Checks and constraints in code only affect data that is currently being modified while that version of the code is live. Unless you run regular "data cleanup" routines on all your data, your code will not be able to fix existing data or even tell you that it needs to be fixed. If you deployed a bug to production that caused data corruption, you deploying a fix for it will not undo the effects of the bug on already created data.
Now, a new database constraint will also not fix previously invalid data, but it will alert you to the problem and allow you to fix the data, after which it will then be able to confirm to you that the data is in correct shape and will be continue to be so in the future, even if you accidentally deploy a bug wherein the code forgets to set a reference properly.
I'm fine with people claiming that, for their specific use case or situation, database constraints are not worth it (e.g. for scalability reasons), but it seems disingenuous to me to claim that code can provide "just as much safety".
> Code can provide just as much safety as the database, you just have to be smart enough to not try and override it.
This statement is absolutely false. Some application code that random developers write will never be a match for constraints in a mature, well tested database.
> Some application code that random developers write will never be a match for constraints in a mature, well tested database.
Well, lucky for you, most places don't hire random developers, only qualified ones. /s
Where I work has billions of database tables sharded all over the place. There simply isn't a way to define a constraint except via code. We seem to get along just fine with code reviews and documentation.
I’ve never seen a database with just one writer. I wouldn’t even bet on all the writers using the same language, much less reusing a single piece of code implementing constraints that never have changed and never will.
Can you tell me what the performance impact is with code logic and extra dB calls versus built-in constraint logic? Because I am fairly convinced that most modern DBs have almost zero impact from relationship constraints. Those are heavily optimised. I am curious to your study and want to know more.
The problem with sharding is that you can't join, as most databases don't support "distributed joins" so relationship constraints don't even make sense. Thus it has to be done in code and often requires multiple queries to various servers to get the full picture. Most of this can be optimized by denormalizing as much as possible for common queries and leaving normalized records for less common queries.

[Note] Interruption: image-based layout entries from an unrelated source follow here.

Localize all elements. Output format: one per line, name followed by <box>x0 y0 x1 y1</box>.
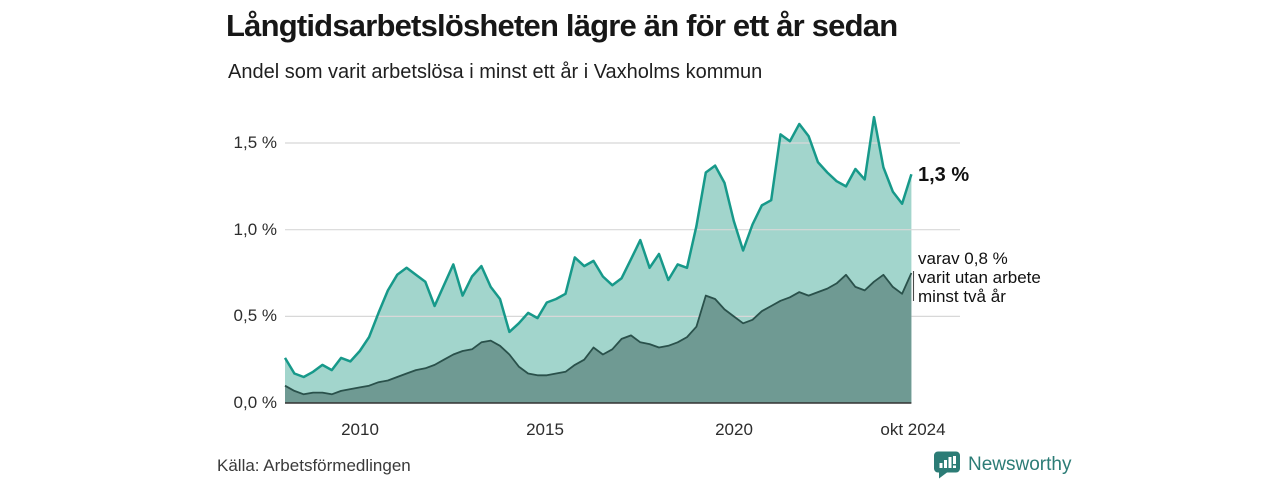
x-tick-okt-2024: okt 2024 <box>880 420 946 439</box>
line-minst-tva-ar <box>284 272 913 396</box>
y-tick-1-5: 1,5 % <box>233 133 277 152</box>
newsworthy-brand-text: Newsworthy <box>968 453 1072 475</box>
newsworthy-brand: Newsworthy <box>933 450 1071 479</box>
x-tick-2020: 2020 <box>715 420 753 439</box>
line-minst-ett-ar <box>283 115 913 379</box>
two-year-annotation: varav 0,8 % varit utan arbete minst två … <box>918 249 1041 306</box>
x-tick-2015: 2015 <box>526 420 564 439</box>
y-tick-0-0: 0,0 % <box>233 393 277 412</box>
source-attribution: Källa: Arbetsförmedlingen <box>217 456 411 475</box>
latest-value-label: 1,3 % <box>918 164 970 186</box>
newsworthy-logo-icon <box>934 451 960 479</box>
y-tick-0-5: 0,5 % <box>233 306 277 325</box>
area-fill-minst-tva-ar <box>285 273 912 403</box>
chart-subtitle: Andel som varit arbetslösa i minst ett å… <box>228 61 763 83</box>
chart-title: Långtidsarbetslösheten lägre än för ett … <box>226 8 898 43</box>
two-year-annotation-line-3: minst två år <box>918 287 1006 306</box>
y-tick-1-0: 1,0 % <box>233 220 277 239</box>
two-year-annotation-line-2: varit utan arbete <box>918 268 1041 287</box>
x-tick-2010: 2010 <box>341 420 379 439</box>
two-year-annotation-line-1: varav 0,8 % <box>918 249 1008 268</box>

There's a performance impact, for sure, but there's really not much that can be done without switching to some database technology that does sharding for you and can handle distributed joins (rethinkdb comes to mind, but I'm not sure if that is maintained any more). But then you have to rewrite all your queries and logic to handle this new technology and that probably isn't worth it. Even if you were to use something like cockroachdb and postgres, cockroachdb doesn't support some features of postgres (like some triggers and other things), so you'll probably still have to rewrite some things.

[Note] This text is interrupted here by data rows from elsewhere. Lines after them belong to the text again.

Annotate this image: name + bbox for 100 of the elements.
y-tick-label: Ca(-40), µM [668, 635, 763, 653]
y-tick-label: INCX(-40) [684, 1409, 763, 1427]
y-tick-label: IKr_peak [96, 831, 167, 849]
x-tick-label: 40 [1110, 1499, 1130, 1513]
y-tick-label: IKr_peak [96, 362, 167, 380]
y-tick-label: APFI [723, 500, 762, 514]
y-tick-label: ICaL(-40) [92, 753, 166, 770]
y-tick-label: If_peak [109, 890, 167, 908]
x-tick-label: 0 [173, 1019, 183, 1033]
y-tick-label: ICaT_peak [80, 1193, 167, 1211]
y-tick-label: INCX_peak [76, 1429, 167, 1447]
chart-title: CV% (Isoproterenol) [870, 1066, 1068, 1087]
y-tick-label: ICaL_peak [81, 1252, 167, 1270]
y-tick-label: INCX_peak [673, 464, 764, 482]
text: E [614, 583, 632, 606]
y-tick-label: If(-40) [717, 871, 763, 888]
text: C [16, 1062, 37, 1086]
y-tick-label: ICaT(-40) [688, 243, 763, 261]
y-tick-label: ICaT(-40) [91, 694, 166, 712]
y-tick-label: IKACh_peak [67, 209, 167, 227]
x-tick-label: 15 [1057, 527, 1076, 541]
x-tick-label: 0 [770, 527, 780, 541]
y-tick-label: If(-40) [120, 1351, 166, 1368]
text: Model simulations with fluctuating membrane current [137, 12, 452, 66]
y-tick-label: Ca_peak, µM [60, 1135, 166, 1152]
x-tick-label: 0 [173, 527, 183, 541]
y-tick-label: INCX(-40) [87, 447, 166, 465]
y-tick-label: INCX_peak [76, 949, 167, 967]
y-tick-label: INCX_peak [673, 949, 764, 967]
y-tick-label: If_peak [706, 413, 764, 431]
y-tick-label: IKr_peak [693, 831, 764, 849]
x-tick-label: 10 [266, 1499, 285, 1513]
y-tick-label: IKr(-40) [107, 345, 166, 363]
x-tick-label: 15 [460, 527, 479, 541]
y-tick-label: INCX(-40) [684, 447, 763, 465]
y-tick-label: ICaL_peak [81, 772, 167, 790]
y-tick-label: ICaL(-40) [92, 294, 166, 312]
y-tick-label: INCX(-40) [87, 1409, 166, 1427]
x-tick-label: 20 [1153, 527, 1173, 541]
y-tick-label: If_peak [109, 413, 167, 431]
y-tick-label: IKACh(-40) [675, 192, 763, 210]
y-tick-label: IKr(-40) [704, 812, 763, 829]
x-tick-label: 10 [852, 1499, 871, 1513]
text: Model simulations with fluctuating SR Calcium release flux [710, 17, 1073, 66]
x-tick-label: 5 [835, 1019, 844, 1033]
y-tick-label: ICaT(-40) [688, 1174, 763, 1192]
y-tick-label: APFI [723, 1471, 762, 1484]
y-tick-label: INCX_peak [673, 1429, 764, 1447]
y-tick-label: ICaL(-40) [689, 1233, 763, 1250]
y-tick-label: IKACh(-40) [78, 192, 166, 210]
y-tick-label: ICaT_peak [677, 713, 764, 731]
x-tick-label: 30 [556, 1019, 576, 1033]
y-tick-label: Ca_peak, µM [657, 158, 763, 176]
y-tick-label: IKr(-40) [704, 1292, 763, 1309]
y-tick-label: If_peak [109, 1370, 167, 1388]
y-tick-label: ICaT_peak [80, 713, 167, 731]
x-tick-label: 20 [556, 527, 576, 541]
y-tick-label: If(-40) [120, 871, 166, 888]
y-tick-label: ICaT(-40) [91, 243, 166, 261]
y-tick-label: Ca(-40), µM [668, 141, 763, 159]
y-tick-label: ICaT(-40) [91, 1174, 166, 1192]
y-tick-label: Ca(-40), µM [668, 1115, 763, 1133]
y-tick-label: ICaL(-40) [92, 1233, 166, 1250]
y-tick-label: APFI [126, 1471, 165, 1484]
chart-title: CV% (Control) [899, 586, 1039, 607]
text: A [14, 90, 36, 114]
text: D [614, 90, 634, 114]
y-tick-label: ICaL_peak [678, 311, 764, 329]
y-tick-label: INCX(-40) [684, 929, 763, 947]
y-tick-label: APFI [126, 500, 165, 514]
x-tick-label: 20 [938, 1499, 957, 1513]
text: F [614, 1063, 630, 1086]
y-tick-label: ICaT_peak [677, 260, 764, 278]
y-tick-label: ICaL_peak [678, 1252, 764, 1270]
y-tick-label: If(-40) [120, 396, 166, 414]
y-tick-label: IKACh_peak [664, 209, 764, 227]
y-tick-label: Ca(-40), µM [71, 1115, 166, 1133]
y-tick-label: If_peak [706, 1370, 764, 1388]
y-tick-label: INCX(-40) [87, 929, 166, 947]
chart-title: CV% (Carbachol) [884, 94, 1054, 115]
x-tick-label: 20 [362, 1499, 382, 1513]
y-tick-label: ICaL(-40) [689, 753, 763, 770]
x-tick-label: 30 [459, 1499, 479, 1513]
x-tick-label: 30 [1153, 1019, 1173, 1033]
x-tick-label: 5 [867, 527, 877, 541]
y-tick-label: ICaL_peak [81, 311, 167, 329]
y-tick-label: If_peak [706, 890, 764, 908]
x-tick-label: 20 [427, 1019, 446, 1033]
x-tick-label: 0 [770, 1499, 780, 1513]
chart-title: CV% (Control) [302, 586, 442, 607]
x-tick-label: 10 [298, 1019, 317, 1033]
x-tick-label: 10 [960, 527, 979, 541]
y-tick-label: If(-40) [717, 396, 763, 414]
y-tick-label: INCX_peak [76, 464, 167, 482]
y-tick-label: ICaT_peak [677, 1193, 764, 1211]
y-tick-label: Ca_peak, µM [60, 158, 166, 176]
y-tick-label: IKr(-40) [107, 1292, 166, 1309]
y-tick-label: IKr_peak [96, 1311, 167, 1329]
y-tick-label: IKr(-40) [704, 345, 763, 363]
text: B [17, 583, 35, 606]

> I am fairly convinced that most modern DBs have almost zero impact from relationship constraints
It cannot fundamentally be zero impact, the database needs to guarantee that the referred record actually exists at the time the transaction commits. Postgres takes a lock on all referenced foreign keys when inserting/updating rows, this is definitely not completely free.
Found this out when a plain insert statement caused a transaction deadlock under production load, fun times.